Although Chang’e-3 is doing something that the United States did decades ago, it does include some new capabilities and technologies that NASA does not currently have, at least not in flight readiness.

Another intriguing aspect of Chang’e-3 is that, according to the Science China paper, the lander has an autonomous hazard avoidance system that will guide it down in a spot presumed to be Sinus Iridium, known as the Bay of Rainbows. Autonomous hazard avoidance is a capability that NASA has tested on Earth, but has not yet flown on any lander spacecraft. NASA has essentially aimed its spacecraft at relatively flat areas on the Moon and more recently Mars and hoped for the best. NASA currently has no plans to integrate it into the Mars 2020 rover. China may beat the United States in the development of this useful technology. A minor spaceflight first, but an important technology nonetheless.
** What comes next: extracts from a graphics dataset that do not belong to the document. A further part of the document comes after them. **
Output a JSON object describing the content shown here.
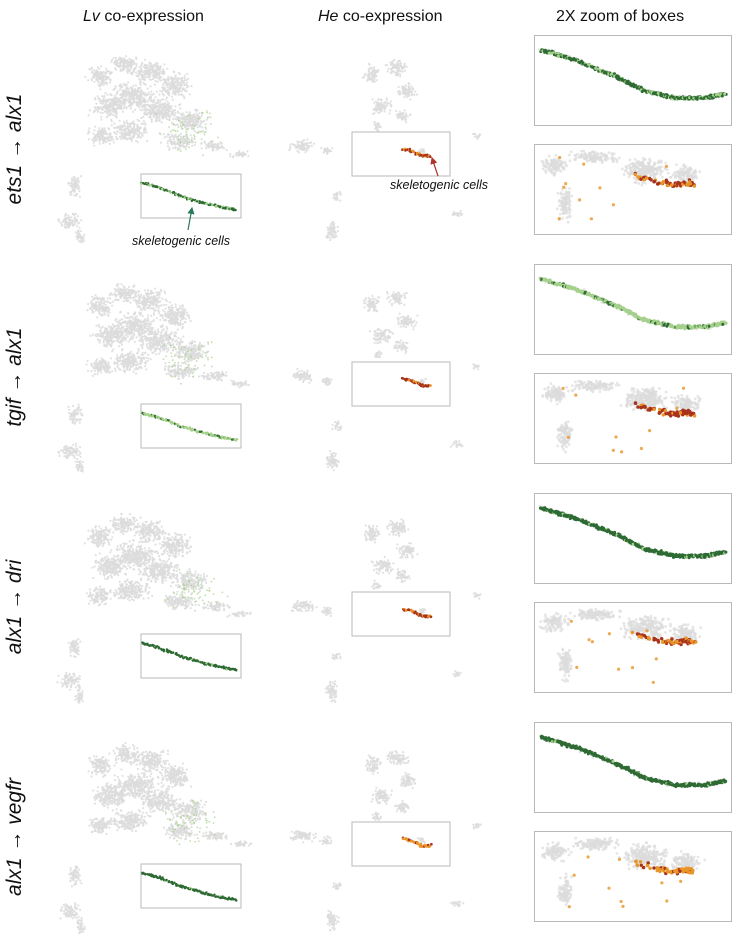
{
  "headers": {
    "lv_species": "Lv",
    "lv_suffix": " co-expression",
    "he_species": "He",
    "he_suffix": " co-expression",
    "zoom": "2X zoom of boxes"
  },
  "rows": [
    {
      "source": "ets1",
      "arrow": " → ",
      "target": "alx1",
      "lv_fraction": 0.7,
      "he_fraction": 0.5
    },
    {
      "source": "tgif",
      "arrow": " → ",
      "target": "alx1",
      "lv_fraction": 0.2,
      "he_fraction": 0.75
    },
    {
      "source": "alx1",
      "arrow": " → ",
      "target": "dri",
      "lv_fraction": 0.9,
      "he_fraction": 0.55
    },
    {
      "source": "alx1",
      "arrow": " → ",
      "target": "vegfr",
      "lv_fraction": 0.95,
      "he_fraction": 0.35
    }
  ],
  "annotations": {
    "lv_label": "skeletogenic cells",
    "he_label": "skeletogenic cells"
  },
  "colors": {
    "background_cells": "#dcdcdc",
    "lv_dark_green": "#2e6b34",
    "lv_light_green": "#a6d18c",
    "he_orange": "#e8952a",
    "he_dark_red": "#a8331a",
    "box_border": "#b9b9b9",
    "lv_arrow": "#2a7a5a",
    "he_arrow": "#b0342a"
  }
}
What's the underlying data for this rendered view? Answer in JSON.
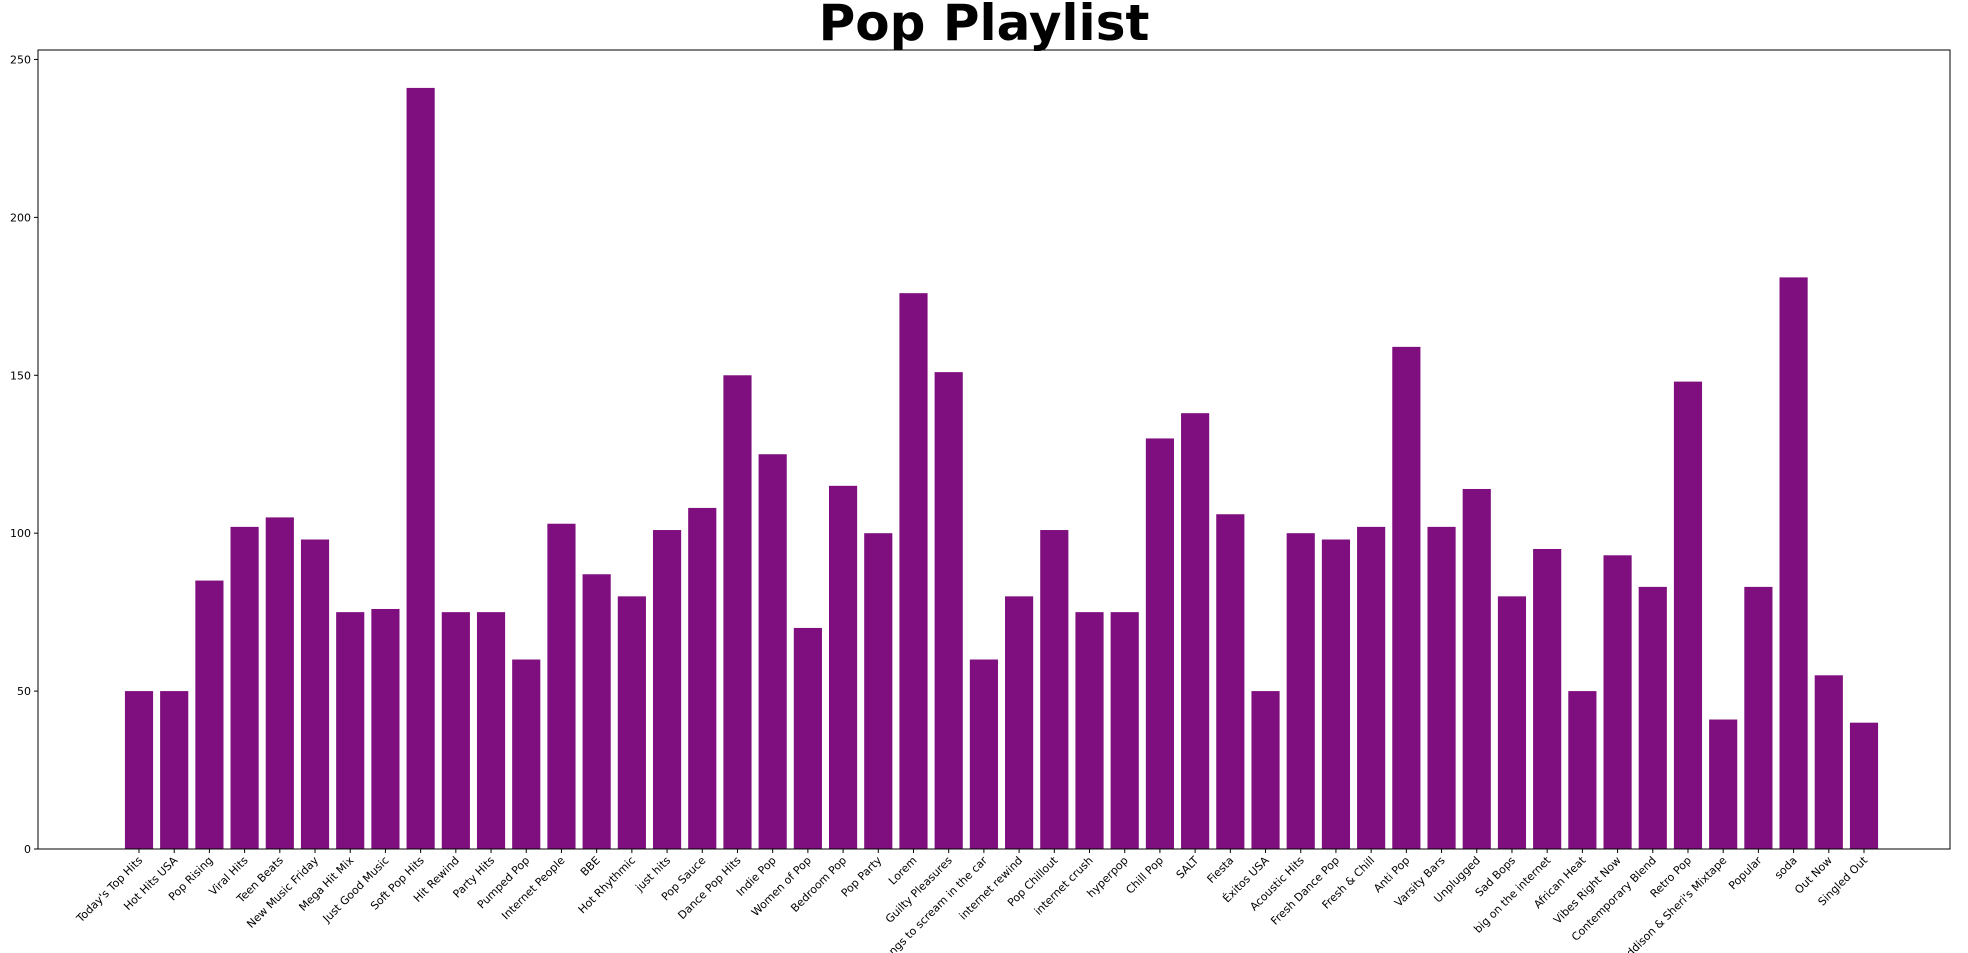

Besides Chang’e-3’s technological capabilities, it will also go to a part of the Moon not yet visited by humans or robots. One of the lessons of planetary science is that every time you visit a new location, you learn something new. Spirit and Opportunity touched down on very different parts of Mars, and both locations surprised their science teams. Chang’e-3 will produce interesting scientific results, and will give China the basis to mount even more ambitious robotic missions in the future.

Thus, although Chang’e-3 is doing something that the United States did decades ago, it does include some new capabilities and technologies that NASA does not currently have, at least not in flight readiness. And unlike NASA, China has plans for setting down on the lunar surface. Perhaps they will even share their scientific data even if they won’t share their technology.